Le pique–nique des quatre tortues
Émergeant des torpeurs d’un hiver rigoureux
Quatre tortues, humant la douceur printanière,
Sentaient sourdre en leurs reins la fièvre aventurière
Qui pousse les vivants à marcher sous les cieux.
« Pourquoi n’irions–nous pas, en ce jour magnifique
Nous dégourdir un peu, et prendre un bon bol d’air ?
Quelques provisions et un léger couvert
Suffiraient pour un pique–nique ! »
Ainsi fut fait. Et nos tortues de réunir
En hâte ce qu’il faut pour boire et se nourrir
Légèrement, sans festoyer,
À quelques lieues de leur foyer.
« Hâte » est–il le bon mot ?… Que l’on m’entende bien,
On le doit replacer dans l’ordre chélonien :
Il ne fallut pas moins d'une longue semaine
À nos quatre tortues pour qu’elles soient enfin
Prêtes à prendre le chemin
Et à courir la prétentaine.
Ivres des mille odeurs qu’exhale le printemps
Nos cistudes jouissaient des parfums, des fragrances
Qui embaument partout les sentiers et les champs.
À muser sans arrêt, la nonchalante engeance
Ne réalisait pas que l’été approchait !
Enfin la troupe vit au détour d’un bosquet
Un endroit en tous points parfait
Qu’elle choisit pour son banquet.
Pendant trois jours, on déballa les victuailles.
Tout semblait bel et bon pour la grande ripaille :
« Le pain ?– Point trop rassis ; – Et les fruits ? – Point trop blets ;
Le vin ? – Quoiqu’éventé, juste un peu aigrelet…
– Allons ! Mangeons, mes soeurs, avant la saison chaude !
– Mon Dieu ! entendit–on.
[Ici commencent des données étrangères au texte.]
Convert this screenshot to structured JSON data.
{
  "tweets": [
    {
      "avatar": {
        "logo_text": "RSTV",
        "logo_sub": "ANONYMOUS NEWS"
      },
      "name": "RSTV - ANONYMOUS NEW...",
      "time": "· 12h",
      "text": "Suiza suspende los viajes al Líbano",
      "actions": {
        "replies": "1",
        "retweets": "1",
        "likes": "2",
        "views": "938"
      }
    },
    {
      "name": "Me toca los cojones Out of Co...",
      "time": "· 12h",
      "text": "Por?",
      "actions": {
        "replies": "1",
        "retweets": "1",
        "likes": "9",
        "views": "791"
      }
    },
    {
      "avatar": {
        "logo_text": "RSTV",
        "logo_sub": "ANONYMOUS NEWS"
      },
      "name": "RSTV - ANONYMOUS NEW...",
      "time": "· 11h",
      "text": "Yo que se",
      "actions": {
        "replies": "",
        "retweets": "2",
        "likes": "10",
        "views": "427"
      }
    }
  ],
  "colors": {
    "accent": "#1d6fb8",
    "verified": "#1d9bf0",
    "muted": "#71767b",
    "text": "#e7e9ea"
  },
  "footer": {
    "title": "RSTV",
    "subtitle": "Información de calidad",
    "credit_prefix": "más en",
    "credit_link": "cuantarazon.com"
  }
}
Ah ! que je suis nigaude !
J’ai oublié… – Quoi donc ? – C’est pourtant essentiel…
Sur la table… en partant … le petit pot de sel … »
Par Jupiter ! l’oubli était impardonnable…
Tortues, dîner sans sel ? C’était inconcevable !
La distraite accepta de rentrer prestement
Pour rapporter le condiment.
Les trois autres devraient différer les agapes
Jusqu’après son retour, ayant bouclé l’étape.
Elle partit. La longue attente commença.
Des jours et des semaines, et puis un mois, passèrent.
L’aînée de nos tortues, alerte centenaire
Que la faim tenaillait, voulut qu’on attaquât
Avant que le tout ne se gâte.
Mais sortant du couvert d’un arbrisseau en fleurs
L’oublieuse convive apparut en fureur :
« Est–ce ainsi que l’on tient ses serments, soeurs ingrates !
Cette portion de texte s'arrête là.